Beijing may interpret US op as push for regime change, bolstering its belief that might is right

- Yew Lun Tian Senior Correspondent

One video doing the rounds shows Maduro in August 2025 at the Venezuelan embassy in Beijing, proudly brandishing a foldable Huawei phone gifted by Chinese President Xi Jinping. At the time, he declared that it was the best phone in the world, unhackable by the Americans.

“Not so safe after all,” quipped one commentator on WeChat.

The online levity belied a solemn pondering behind closed doors. If the United States could pluck a sitting president out of Caracas, should other strongman leaders be they in Pyongyang or Moscow worry about a similar fate if they were to one day find themselves in Washington's crosshairs?

China's security, technological and military capabilities are far beyond Venezuela's, making it almost unthinkable that the US would attempt such an audacious operation on another nuclear-armed state. Still, the capture of Maduro taps into Beijing's deepest political fear: regime change.

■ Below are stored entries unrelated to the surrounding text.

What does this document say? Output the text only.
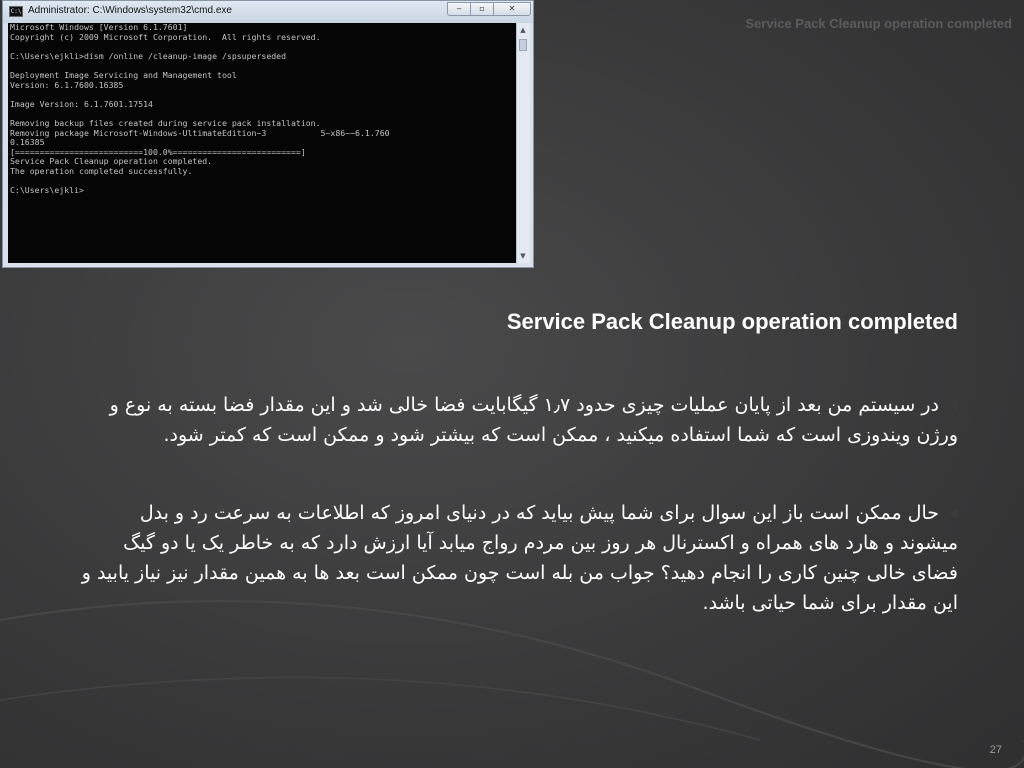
Service Pack Cleanup operation completed
C:\ Administrator: C:\Windows\system32\cmd.exe	‒	▫	✕
Microsoft Windows [Version 6.1.7601]
Copyright (c) 2009 Microsoft Corporation.  All rights reserved.
C:\Users\ejkli>dism /online /cleanup-image /spsuperseded
Deployment Image Servicing and Management tool
Version: 6.1.7600.16385
Image Version: 6.1.7601.17514
Removing backup files created during service pack installation.
Removing package Microsoft-Windows-UltimateEdition~3           5~x86~~6.1.760
0.16385
[==========================100.0%==========================]
Service Pack Cleanup operation completed.
The operation completed successfully.
C:\Users\ejkli>
▲
▼
Service Pack Cleanup operation completed
در سیستم من بعد از پایان عملیات چیزی حدود ۱٫۷ گیگابایت فضا خالی شد و این مقدار فضا بسته به نوع و ورژن ویندوزی است که شما استفاده میکنید ، ممکن است که بیشتر شود و ممکن است که کمتر شود.
حال ممکن است باز این سوال برای شما پیش بیاید که در دنیای امروز که اطلاعات به سرعت رد و بدل میشوند و هارد های همراه و اکسترنال هر روز بین مردم رواج میابد آیا ارزش دارد که به خاطر یک یا دو گیگ فضای خالی چنین کاری را انجام دهید؟ جواب من بله است چون ممکن است بعد ها به همین مقدار نیز نیاز یابید و این مقدار برای شما حیاتی باشد.
27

That unease was sharpened during US President Donald Trump's first term, when senior US officials, including then Secretary of State Mike Pompeo, cast the rivalry as one between the “free world” and the Communist Party of China language Beijing took as hinting at a desire to see the party displaced.

Around the same period, China was warily watching anti-Beijing protests unfold in Hong Kong, as senior leaders repeatedly warned of the dangers of “colour revolutions”, or what Beijing said were popular uprisings instigated or exploited by foreign forces to undermine Communist Party rule.

Although US officials have since assured Beijing that they do not seek regime change, Beijing treats such assurances with caution.